I thank Vita for the food, say goodbye to my nephews, and return to the streets. Wondering what this information means. Whether I should take it to the palace. Something tells me no, but I do not understand why.
###
THERE ARE FIGHTS, and more looters who run before they do real damage. Small fires, but not bad enough to need our help. For once, it is not windy. My arm aches when I finally untie my boots and lie back on my bed. Sleep does not come, rare for me. I think about what Marius has told me. Then about his boys, and the danger in the city. The new gates across his shop fronts. They would have been easier to hang than the gates at the pass in Qipërta, in another winter.
A warm tent, the brazier my responsibility. I poured wine for Tarquin. Marcellus was speaking about a letter from his wife, about a new appointment at the palace. One that surprised Tarquin.
“Quintus. Blaesus’s son.”
“Really? So the family is forgiven?”
“It appears so. His sister has made an advantageous marriage, too. To Flavian.”
“The governor here?”
I still do not know what this means. But when I consider too what Marius told me today, I know why I will not tell Quintus what I have learned.
###
MY COMMANDER CALLS me to him. What troops that are still here are being sent north. The guard has been allowed a number of new recruits, to compensate. “You know the docks as well as any man I have,” he says. “You’ll be in charge there, Sergeant.”
So. A promotion, and young men to teach again. And my other work. That ebbs and flows, because I cannot be seen too often in the tabernae or the alleys, whatever I am pretending to be. Much of what I report is only talk from angry men. Nothing will come of it. Sometimes it is more. Sometimes the punishments are public, and sometimes it is my knife that delivers the judgement.
I am not the only man who does this for Quintus. I know this much. But not who the others are.
~
I go to the harbour to talk to the soldiers before they leave. The sergeant is older, near retirement. So are the men. They are not happy to be returning to war. “We’re losing, if they’re sending the likes of us,” he says.
We walk among the ships and the warehouses. I speak to the private guards, study the spaces between the buildings, the narrow canals used by barges. Places men can move or hide. In the years I have been gone many more warehouses have been built. I will ask to see the insides, too, but not today.

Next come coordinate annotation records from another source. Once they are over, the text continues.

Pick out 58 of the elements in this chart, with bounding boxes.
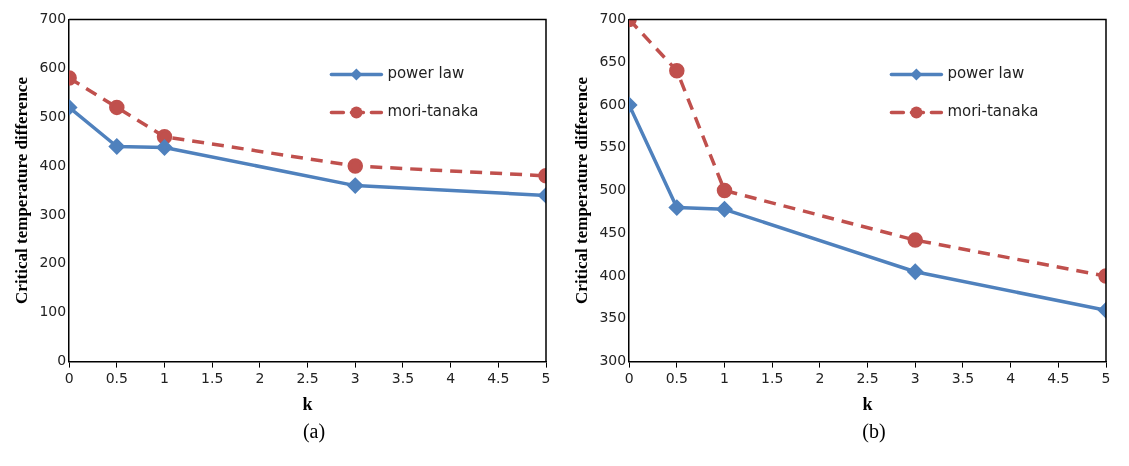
point <box>907 264 923 280</box>
legend-label: mori-tanaka <box>947 102 1039 121</box>
x-tick-label: 3 <box>350 369 360 386</box>
point <box>716 201 733 218</box>
point <box>347 177 363 194</box>
x-tick-label: 3 <box>910 369 920 386</box>
point <box>156 139 173 156</box>
x-tick-label: 3.5 <box>951 369 975 386</box>
x-tick-label: 4.5 <box>1047 369 1070 386</box>
text: (b) <box>861 420 887 443</box>
y-tick-label: 400 <box>39 156 67 173</box>
point <box>907 232 923 248</box>
x-tick-label: 3.5 <box>391 369 415 386</box>
x-tick-label: 1 <box>160 369 169 386</box>
y-tick-label: 500 <box>39 107 67 124</box>
y-tick-label: 450 <box>599 223 627 240</box>
y-tick-label: 350 <box>599 309 627 326</box>
y-tick-label: 550 <box>599 138 627 155</box>
x-tick-label: 2 <box>815 369 825 386</box>
y-tick-label: 700 <box>599 10 627 27</box>
x-tick-label: 4 <box>1006 369 1016 386</box>
legend-label: mori-tanaka <box>387 102 479 121</box>
x-tick-label: 1.5 <box>761 369 784 386</box>
legend-label: power law <box>947 64 1025 83</box>
y-tick-label: 300 <box>599 352 627 369</box>
x-tick-label: 0.5 <box>665 369 688 386</box>
y-tick-label: 600 <box>599 95 627 112</box>
y-tick-label: 200 <box>39 254 67 271</box>
y-tick-label: 300 <box>39 205 67 222</box>
x-tick-label: 2.5 <box>856 369 879 386</box>
y-tick-label: 600 <box>39 58 67 75</box>
y-tick-label: 400 <box>599 266 627 283</box>
y-tick-label: 700 <box>39 10 67 27</box>
x-tick-label: 1 <box>720 369 729 386</box>
x-tick-label: 1.5 <box>201 369 224 386</box>
point <box>109 138 125 155</box>
y-axis-title: Critical temperature difference <box>571 76 591 304</box>
x-tick-label: 2.5 <box>296 369 319 386</box>
x-tick-label: 2 <box>255 369 265 386</box>
y-tick-label: 0 <box>57 352 67 369</box>
x-axis-title: k <box>302 393 313 414</box>
x-tick-label: 5 <box>1101 369 1111 386</box>
y-axis-title: Critical temperature difference <box>11 76 31 304</box>
point <box>669 199 685 216</box>
y-tick-label: 500 <box>599 181 627 198</box>
text: (a) <box>301 420 327 443</box>
point <box>669 62 685 79</box>
legend-label: power law <box>387 64 465 83</box>
point <box>716 182 733 199</box>
x-axis-title: k <box>862 393 873 414</box>
x-tick-label: 5 <box>541 369 551 386</box>
x-tick-label: 4.5 <box>487 369 510 386</box>
point <box>347 158 363 174</box>
x-tick-label: 0.5 <box>105 369 128 386</box>
x-tick-label: 4 <box>446 369 456 386</box>
y-tick-label: 650 <box>599 52 627 69</box>
point <box>109 99 125 116</box>
y-tick-label: 100 <box>39 303 67 320</box>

We pass one of my family’s warehouses. Its inside I know. The racks for amphorae, the open space for bags of grain. The dark corners where the harbourmaster’s son and I met. I wonder, briefly, where he is.
I sit to share thin beer with the sergeant, quayside. Two boats tied up, traders from Sylana. They risked the winter sea, hugging the shoreline. Along one distant jetty the ships that will take the soldiers north are tied bow and stern. He looks at them, sighs, a heavy sound. “I thought I was going to retire,” he says.
I ask him where he has served. Qipërta, long before me. I tell him I was there too. We talk about the mountains, and where else we have been. “Why are you a guard now?” he asks.
I shrug. “A general arranged it. I saved an important life.” Or two. Julia’s and the general’s. Maybe. The sergeant grunts.
“You could re-enlist. Fight the Boranoi again, a young man like you.”
I have thought of this. But I will not. The city’s dark places suit me.